“This ain’t Hollywood, this is a small town. Where you keep me dreamy and never let me down.”
As a Greek-American “city girl” growing up on the East Coast, I dreamed of jet-setting summer vacations out west in Los Angeles. Instead, every summer vacation was a pilgrimage back to the “homeland.” I had plenty of time to daydream about shopping on Rodeo Drive while enduring the 200-km, three-hour drive south of Athens, past the Isthmus of Corinth, through mountains and down the winding coastal roads of the Peloponnese to my father’s hometown of Leonidio.
The town could not be more of an antithesis to trendy L.A. There is no glamorous “Hollywood” sign. Instead, the signs in the town bear the local dialect, Tsakonian, which is the only living descendent of Doric Greek. Leonidio sits at the end of the Dafnon Gorge, where it spreads out along the wide Dafnon River on the coastal plain facing the Myrtoan Sea. No island it seems can outdo this short shoreline for the diversity of its beaches. From the large, smooth-pebbled beaches and secret coves of Livadi, Lakkos and Poulithra to the small pebbled beaches of the harbors of Sampatiki and Plaka, the waters are crystal-clear blue and perfect for snorkeling.
The area is also becoming a popular destination for rock climbers, who come to scale Kokkinovrahos or “Red Rock”. Trekkers and hikers can enjoy the beautiful trails up Mt. Parnon leading to mountain villages like Aghios Vasilios, Paleohori and Kosmas, under the watchful eye and grace of Elona monastery, named in honor of the Virgin Mary and cradled on a steep cavernous mountain side, striking everyone with awe at its sight.
“ Summer closes with the annual celebration of the Tsakonian eggplant, which showcases the local Tsakonian culture, dances and cuisine under the star-studded sky over Plaka harbor.”
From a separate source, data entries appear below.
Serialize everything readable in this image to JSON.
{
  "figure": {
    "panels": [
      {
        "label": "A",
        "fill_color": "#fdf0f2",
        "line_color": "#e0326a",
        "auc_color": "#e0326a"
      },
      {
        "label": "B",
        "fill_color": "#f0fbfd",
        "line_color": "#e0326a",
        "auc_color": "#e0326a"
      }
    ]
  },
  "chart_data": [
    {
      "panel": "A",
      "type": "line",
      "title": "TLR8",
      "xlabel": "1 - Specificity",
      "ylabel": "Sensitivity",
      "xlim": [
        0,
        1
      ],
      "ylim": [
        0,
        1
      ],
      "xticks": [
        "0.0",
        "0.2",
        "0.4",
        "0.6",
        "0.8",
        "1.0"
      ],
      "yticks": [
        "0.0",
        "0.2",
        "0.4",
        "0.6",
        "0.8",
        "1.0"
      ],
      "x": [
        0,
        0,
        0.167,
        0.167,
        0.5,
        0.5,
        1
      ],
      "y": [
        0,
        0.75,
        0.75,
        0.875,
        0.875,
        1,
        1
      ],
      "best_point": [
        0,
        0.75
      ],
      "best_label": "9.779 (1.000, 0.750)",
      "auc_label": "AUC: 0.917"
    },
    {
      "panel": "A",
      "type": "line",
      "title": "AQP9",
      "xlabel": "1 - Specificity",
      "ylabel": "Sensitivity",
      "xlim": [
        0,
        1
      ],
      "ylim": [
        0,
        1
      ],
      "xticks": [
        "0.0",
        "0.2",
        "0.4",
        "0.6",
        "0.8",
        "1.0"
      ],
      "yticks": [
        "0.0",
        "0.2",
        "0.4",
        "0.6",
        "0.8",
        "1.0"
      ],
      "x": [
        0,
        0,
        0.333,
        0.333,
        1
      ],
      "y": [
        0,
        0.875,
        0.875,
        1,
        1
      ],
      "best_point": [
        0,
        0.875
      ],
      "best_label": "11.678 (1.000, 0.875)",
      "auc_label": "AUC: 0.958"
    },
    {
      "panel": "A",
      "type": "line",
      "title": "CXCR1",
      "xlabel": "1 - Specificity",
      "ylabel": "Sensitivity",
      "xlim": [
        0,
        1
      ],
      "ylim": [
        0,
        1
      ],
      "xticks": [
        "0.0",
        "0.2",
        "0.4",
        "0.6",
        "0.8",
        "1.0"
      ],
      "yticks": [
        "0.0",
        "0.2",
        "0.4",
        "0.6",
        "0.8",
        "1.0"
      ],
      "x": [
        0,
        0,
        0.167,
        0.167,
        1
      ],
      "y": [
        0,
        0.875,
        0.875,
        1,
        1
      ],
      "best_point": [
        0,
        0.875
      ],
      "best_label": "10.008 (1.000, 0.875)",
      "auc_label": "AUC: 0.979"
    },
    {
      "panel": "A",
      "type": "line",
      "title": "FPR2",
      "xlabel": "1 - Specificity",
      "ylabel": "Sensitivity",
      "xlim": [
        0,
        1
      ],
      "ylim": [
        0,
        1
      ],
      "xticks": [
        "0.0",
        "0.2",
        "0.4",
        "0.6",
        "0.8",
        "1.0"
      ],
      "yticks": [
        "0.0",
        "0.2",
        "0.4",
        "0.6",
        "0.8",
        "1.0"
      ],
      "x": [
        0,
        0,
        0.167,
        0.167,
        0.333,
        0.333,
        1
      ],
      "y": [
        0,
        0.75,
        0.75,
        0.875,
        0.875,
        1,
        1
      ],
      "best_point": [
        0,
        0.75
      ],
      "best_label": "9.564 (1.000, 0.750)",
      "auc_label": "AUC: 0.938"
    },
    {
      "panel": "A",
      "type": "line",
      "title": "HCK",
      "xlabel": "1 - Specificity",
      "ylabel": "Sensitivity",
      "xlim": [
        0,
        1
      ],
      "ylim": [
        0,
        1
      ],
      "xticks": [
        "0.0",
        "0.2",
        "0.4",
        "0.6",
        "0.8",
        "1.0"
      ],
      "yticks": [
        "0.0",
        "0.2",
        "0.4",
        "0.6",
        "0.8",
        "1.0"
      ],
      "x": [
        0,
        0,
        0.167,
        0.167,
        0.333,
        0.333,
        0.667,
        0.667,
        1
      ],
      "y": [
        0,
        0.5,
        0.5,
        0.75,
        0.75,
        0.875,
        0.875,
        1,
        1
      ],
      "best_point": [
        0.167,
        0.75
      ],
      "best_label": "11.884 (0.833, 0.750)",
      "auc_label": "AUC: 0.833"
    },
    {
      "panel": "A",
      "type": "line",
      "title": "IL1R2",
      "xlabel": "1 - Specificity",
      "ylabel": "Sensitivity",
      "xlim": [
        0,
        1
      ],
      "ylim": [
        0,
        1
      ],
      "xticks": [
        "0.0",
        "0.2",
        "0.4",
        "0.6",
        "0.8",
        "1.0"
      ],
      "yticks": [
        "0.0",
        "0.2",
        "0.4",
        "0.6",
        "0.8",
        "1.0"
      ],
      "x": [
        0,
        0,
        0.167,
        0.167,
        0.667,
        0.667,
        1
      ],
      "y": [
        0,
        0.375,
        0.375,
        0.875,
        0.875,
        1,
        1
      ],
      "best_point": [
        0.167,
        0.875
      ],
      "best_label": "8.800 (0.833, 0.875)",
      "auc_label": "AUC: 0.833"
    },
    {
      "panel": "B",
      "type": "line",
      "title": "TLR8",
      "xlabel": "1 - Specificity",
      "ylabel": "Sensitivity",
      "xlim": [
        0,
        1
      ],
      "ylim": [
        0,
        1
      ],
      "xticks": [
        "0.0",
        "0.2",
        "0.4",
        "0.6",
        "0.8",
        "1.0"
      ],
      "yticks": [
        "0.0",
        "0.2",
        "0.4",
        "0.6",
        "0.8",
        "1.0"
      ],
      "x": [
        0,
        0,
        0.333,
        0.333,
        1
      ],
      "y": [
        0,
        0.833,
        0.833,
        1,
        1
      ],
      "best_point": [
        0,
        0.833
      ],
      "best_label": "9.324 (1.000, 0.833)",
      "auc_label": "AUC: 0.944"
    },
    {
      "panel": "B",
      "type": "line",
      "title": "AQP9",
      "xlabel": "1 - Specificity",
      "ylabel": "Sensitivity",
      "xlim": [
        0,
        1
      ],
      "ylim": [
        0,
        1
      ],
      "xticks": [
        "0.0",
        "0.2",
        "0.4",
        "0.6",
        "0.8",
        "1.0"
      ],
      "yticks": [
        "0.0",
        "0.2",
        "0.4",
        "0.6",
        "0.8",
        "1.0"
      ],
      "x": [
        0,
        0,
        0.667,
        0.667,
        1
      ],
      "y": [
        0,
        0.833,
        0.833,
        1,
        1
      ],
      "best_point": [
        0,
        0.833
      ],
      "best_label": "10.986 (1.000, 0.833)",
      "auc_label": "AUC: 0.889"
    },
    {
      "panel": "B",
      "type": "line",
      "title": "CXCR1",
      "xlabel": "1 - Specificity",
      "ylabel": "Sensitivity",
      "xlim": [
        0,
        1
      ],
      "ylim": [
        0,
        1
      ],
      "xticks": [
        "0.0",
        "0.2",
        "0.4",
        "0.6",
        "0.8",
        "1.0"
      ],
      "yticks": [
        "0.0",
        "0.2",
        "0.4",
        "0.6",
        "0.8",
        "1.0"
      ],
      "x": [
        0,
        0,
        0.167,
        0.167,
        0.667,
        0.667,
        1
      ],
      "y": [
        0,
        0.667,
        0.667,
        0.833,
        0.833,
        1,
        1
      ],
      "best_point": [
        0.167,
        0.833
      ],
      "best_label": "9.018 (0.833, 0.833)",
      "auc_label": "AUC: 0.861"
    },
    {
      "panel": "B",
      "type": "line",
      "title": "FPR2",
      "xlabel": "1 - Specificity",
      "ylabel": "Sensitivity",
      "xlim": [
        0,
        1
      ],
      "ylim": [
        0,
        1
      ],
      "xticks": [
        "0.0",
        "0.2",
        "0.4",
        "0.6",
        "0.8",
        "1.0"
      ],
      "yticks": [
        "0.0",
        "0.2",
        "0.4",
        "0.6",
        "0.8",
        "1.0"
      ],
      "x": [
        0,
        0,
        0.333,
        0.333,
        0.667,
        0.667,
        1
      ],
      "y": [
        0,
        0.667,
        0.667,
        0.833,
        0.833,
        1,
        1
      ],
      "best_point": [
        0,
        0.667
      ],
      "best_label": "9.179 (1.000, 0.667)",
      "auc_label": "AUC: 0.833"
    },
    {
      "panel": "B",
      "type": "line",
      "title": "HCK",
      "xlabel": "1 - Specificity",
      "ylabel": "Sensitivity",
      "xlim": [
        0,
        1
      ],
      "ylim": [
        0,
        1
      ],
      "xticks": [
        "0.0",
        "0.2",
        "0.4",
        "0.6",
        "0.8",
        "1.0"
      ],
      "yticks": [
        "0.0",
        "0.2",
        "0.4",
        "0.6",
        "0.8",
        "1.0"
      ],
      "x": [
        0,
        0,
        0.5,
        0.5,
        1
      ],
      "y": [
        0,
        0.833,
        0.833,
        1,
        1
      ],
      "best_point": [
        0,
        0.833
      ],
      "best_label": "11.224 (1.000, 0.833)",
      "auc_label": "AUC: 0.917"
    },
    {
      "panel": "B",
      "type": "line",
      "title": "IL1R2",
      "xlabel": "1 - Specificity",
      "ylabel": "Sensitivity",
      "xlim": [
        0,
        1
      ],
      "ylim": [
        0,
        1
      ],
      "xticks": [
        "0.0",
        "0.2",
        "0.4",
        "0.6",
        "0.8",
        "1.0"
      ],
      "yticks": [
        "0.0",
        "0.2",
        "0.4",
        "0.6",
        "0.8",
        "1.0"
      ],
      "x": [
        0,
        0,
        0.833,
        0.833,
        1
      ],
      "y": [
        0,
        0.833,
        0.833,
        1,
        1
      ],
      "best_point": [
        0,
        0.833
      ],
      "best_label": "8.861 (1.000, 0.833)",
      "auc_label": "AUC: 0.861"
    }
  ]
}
The summer season kicks off when renowned artists and chefs arrive in Leonidio for the Melitzazz festival, a colorful, international gathering that transforms the town into an open-air bar and takes street food to new heights. Music and dancing become one amid the scents and flavors of local and global gastronomy. Summer closes with the annual celebration of the Tsakonian eggplant, which showcases the local Tsakonian culture, dances, and cuisine under the star-studded sky over Plaka harbor. The area fills to capacity, with visitors also arriving by sea, on yachts from nearby islands, such as Hydra and Spetses. The summer weeks in between are filled with swimming, beach parties, late lunches at seaside tavernas, and dinner and cocktails at the day cafés turned nightclubs.
My favorite time of year in Leonidio is Easter, which is celebrated with a spectacular display of sound and light. During the Midnight Vigil on Holy Saturday, fireworks and countless balloons are launched over the town, lighting up the sky for hours. By the time church services have ended and midnight Easter dinner has been served, the surface of the sea is carpeted with colorful sheets of paper, a reminder of the grand spectacle.
As an adult I’ve traveled extensively, and for the last 15 years I have spent more time in Greece than in the US. I now long for the winding roads that lead me to the stone chateau that sits on a small cliff overlooking the sea, built by my grandfather nearly a century ago in Livadi.
And I take pride in sharing my filoxenia with my family, friends from all over the world, and fellow Greek-Americans, who have always boasted about being from the more popular island destinations of Greece, yet have found Leonidio’s hospitality, history, traditions, architecture and natural beauty so alluring. And although I have been to Los Angeles a few times, I realize there is no other L.A. that I would rather be in than my own Leonidio, Arcadia.